L’essentiel était donc fait et peu à peu, sous les efforts redoublés de Coste et de nombreux pêcheurs locaux, les techniques s’affinent et les demandes de concession se multiplient. En 1860 on dénombre 2000 parcs sur l’île de Ré ainsi que 112 concessionnaires pour 400 ha à Arcachon. Même si ces exploitations arcachonnaises péricliteront, on y retrouvera tout de même 287 parcs en activité en 1866 puis 4015 en 1887.

Détrocage des huîtres au début du 20ème siècle

Détrocage des huîtres au début du 20ème siècle dans les établissements Baudrier et Tricart, un ancien établissement ostréicole de Marennes-Oléron.

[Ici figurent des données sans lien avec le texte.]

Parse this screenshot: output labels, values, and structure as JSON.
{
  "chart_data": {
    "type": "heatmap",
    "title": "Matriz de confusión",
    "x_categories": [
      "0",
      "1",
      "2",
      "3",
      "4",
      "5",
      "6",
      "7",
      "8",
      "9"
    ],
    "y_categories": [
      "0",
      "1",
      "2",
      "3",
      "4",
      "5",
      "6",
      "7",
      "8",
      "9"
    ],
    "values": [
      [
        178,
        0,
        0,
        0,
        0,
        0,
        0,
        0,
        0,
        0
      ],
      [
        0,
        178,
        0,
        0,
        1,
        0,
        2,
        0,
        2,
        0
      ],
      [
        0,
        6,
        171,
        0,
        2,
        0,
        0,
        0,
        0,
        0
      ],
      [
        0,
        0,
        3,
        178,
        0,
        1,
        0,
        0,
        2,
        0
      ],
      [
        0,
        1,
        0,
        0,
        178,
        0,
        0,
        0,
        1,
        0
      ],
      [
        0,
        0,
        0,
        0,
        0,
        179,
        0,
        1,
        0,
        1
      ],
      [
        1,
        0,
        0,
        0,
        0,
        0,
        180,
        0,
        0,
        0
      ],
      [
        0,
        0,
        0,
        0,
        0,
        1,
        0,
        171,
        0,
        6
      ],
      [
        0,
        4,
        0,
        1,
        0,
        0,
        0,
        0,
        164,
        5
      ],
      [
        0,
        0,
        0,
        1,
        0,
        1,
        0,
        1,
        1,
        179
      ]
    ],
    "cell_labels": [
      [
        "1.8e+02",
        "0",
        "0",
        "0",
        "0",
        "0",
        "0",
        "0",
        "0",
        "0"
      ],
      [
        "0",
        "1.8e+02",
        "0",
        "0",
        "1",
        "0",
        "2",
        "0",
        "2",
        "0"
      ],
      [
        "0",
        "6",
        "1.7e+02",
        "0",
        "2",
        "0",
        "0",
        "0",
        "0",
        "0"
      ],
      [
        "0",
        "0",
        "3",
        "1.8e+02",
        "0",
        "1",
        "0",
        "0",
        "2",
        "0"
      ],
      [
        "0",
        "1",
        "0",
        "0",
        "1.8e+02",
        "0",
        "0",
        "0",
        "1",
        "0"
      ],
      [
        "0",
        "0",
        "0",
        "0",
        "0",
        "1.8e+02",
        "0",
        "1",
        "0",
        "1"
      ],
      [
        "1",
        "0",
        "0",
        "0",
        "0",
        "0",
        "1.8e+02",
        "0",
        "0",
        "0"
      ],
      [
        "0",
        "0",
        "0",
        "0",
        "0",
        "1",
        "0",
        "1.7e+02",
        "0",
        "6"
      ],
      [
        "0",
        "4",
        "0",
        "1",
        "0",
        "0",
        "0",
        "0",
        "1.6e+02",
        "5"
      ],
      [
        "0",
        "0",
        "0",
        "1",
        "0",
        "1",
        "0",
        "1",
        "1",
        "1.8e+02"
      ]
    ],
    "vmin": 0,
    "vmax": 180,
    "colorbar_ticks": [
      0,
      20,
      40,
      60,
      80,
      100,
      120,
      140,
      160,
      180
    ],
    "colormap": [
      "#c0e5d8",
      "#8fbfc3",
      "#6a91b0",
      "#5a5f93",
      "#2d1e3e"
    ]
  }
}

L’ostréiculture pu se développer sur ces bases et être une source de revenu solide pour les populations côtières. L’industrie naissante fut stimulée par l’arrivée de la portugaise vers 1870 qui gagna d’abord le bassin d’Arcachon puis remonta jusqu’en Vendée mais s’arrêta aux portes de la Bretagne. Ainsi naquit l’industrie ostréicole. Cette évolution présente un des premier processus où l’homme fut contraint de changer ses méthodes d’exploitation d’une espèce afin de la préserver. On y voit un exemple de transition d’une gestion par le sabordage des ressources vers l’exploitation durable de cette ressource. Toutes ces adaptations finirent, en 1877, par faire entrer le terme ostréiculture dans le dictionnaire de Littré.